Pere Ubu – The Modern Dance

One of the two bands that split off from the legendary Ohio group, Rocket From the Tombs (the other being the Dead Boys, of course), Pere Ubu mixed the intensity of the pre-punk RFTT with art-school-type clamor to produce a unique and wonderful debut record in 1978.

Opening with a prolonged screech, “Non Alignment Pact” shows how well they were able to mix these influences. The combine the energy of punk rock with aural sound-scapes (courtesy of Allen Ravenstine’s analog synthesizers) and biting guitars (Tom Herman) with pounding drums (Scott Krauss) and interweaving bass chords and lines (Tony Maimone). David Thomas’ Eraserhead-styled singing sits over the top of this all and guarantees a crazed ride!

The title track features a roller coaster of a riff that propels you along before being derailed by a burst of noise and then shifting back. Demented slide guitar fights with keyboards and synths and then it all suddenly shifts again before abruptly ending.

“Laughing” pre-dates and previews the New York No Wave scene – this had to be a major influence on that crowd. Sax and musette cry and wail over some sparse chords until it all pulls together (briefly) for a fairly rockin’ groove. They move back and forth between these two extremes a couple of times so you are never quite sure where they are going, but it is a beautiful in a truly demented way.

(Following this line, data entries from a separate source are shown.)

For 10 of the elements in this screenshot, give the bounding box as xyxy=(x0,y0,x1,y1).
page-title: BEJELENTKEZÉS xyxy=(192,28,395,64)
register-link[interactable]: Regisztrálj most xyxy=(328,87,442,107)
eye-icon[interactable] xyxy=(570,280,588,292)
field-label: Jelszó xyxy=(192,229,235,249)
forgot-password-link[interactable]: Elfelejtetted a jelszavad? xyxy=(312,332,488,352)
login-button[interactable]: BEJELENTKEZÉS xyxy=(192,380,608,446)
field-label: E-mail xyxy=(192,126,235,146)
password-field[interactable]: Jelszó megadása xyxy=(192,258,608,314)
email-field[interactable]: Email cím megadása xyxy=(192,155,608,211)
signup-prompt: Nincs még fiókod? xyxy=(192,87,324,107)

As rockin’ as anything RFTT ever did is “Street Waves” - fast and furious proto-punk with sharp, biting guitar chords and an infectious bass lick. Much more moody is “Chinese Radiation”. Opening with Maimone’s bass (he was a great, melodic player) which Thomas sings over while Herman adds atmospheric slide they then build an intense white noise scape that Thomas shouts over. But then it changes yet again to a quite piano ballad for the ending! Beyond schizophrenic!

One of the best of the record is the classic “Life Stinks”. How could you argue with that? Who couldn’t sing along with this at some point? “Life stinks and I need a drink”! Truer words were never said! More combinations of rockin’ riffs with pure dissonance – absolutely fitting for the lyrics! This was a Peter Laughner tune which I believe originated in the RFTT days.

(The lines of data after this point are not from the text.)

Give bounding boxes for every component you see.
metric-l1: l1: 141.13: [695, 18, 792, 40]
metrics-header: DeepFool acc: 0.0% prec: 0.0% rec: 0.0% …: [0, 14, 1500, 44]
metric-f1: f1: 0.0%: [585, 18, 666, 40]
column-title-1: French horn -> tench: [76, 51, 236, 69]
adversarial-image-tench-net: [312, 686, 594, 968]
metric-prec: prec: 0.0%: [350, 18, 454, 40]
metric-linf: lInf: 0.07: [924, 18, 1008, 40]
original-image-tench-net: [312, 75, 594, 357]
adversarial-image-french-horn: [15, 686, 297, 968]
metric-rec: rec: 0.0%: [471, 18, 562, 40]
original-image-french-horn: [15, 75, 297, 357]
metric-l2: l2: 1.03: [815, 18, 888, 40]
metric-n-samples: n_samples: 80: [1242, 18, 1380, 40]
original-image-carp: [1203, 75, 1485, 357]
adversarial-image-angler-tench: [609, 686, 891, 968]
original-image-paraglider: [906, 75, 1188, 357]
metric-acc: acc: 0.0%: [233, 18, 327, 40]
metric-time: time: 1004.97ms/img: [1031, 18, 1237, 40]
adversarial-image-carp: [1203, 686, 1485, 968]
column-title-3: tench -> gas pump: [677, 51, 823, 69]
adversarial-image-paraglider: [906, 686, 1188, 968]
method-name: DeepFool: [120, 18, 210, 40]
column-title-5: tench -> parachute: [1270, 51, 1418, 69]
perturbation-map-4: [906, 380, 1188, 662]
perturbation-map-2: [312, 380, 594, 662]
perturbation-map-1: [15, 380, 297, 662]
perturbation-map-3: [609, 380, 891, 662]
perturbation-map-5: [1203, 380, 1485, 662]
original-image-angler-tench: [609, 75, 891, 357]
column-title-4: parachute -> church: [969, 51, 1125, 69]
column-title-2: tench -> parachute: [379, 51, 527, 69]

I would say that “Real World” is a complaint about it, rather than a celebration of it, as if it were something to avoid, which, again, I wholeheartedly agree with! More catchy cacophony – I’m not sure how they accomplish that, but they do. Keeping the lyrics relatively simple and sparse certainly helps make them memorable – really good stuff.

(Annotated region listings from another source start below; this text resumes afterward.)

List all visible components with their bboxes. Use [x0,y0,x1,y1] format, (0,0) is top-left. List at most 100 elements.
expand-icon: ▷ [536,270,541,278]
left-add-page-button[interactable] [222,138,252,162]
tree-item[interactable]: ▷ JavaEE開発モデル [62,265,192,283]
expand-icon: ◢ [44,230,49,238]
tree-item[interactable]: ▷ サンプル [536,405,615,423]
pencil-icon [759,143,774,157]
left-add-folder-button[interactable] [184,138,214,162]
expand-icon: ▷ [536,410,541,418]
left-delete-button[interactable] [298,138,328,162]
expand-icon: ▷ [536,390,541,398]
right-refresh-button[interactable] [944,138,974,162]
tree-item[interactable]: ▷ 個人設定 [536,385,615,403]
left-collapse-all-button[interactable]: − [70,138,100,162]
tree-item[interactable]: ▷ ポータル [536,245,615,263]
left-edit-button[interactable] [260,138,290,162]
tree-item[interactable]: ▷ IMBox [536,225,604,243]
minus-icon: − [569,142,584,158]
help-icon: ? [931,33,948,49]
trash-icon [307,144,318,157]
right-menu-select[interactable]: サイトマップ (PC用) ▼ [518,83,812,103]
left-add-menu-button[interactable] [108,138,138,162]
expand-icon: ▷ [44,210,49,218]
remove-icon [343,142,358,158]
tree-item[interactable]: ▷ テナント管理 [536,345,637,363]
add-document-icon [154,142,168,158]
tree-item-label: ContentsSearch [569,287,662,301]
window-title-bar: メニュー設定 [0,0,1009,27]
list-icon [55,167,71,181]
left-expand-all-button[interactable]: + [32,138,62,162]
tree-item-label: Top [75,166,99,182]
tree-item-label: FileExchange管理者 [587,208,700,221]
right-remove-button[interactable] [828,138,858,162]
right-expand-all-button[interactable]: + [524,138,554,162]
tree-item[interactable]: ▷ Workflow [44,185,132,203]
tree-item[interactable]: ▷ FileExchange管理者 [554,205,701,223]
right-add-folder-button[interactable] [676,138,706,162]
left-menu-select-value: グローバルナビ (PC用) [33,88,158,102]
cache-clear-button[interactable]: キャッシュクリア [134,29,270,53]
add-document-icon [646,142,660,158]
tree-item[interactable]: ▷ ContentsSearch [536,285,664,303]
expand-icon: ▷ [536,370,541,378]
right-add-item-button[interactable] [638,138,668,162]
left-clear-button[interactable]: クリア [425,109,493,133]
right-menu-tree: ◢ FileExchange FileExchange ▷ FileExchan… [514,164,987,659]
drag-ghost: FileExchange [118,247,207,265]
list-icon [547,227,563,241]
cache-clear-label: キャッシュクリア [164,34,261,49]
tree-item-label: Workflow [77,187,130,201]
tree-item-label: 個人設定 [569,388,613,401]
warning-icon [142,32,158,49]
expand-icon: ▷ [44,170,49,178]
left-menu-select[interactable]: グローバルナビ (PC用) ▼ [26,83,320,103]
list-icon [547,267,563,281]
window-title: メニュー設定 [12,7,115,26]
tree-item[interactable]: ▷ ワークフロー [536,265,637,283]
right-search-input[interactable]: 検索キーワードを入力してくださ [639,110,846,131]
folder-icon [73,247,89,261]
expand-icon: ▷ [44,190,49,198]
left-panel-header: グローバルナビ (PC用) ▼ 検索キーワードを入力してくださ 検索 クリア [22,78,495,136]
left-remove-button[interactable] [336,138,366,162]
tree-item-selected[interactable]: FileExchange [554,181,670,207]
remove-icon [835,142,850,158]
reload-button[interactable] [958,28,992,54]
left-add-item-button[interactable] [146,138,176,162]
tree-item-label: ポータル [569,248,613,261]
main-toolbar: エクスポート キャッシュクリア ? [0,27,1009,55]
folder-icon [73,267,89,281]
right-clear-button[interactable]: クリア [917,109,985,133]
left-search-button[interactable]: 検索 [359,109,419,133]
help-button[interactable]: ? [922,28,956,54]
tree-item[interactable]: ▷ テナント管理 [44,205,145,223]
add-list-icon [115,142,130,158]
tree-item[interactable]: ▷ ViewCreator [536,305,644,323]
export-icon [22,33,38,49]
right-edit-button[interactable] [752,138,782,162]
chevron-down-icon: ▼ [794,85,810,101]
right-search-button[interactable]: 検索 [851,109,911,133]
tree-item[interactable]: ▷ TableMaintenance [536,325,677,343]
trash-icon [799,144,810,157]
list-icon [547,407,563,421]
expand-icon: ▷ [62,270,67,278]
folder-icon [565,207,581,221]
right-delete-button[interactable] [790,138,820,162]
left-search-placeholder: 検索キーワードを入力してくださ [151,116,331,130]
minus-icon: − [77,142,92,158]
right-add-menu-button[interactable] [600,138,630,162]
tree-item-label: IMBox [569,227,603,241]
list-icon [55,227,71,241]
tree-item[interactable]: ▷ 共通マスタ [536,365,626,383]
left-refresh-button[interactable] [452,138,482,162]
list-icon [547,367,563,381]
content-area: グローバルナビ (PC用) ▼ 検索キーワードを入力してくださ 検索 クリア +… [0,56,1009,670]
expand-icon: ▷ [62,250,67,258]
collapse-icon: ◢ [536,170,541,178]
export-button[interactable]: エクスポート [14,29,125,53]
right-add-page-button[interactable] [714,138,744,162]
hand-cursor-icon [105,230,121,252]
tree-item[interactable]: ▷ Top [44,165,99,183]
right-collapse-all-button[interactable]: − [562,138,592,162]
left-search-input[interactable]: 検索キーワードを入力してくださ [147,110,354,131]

“Over My Head” is driven by minimalist drums and bass chords with occasional powerful accents, but is definitely an atmospheric piece. But the atmosphere is certainly cloudy and dark here!

Someone once wrote that while Nick Lowe sang “I Love the Sound of Breaking Glass”, Pere Ubu actually gloried and amplified it here in “Sentimental Journey”. More sparse, discordant sounds clash as bottles break and saxes squeal. A guitar fights for attention as Thomas quietly recites his lines. This is free jazz as performed by the psych ward!

The album closes with “Humor Me”, a more upbeat number that has Thomas accusing “is this a joke, man?” (Or is it “it’s a joke, man”? Or both?) Short, to the point and a weird ending to a weirder record.

I love this record, but it is best listened to either while depressed or drinking or both – as long as you want to wallow in the gloom! This is not a happy time record!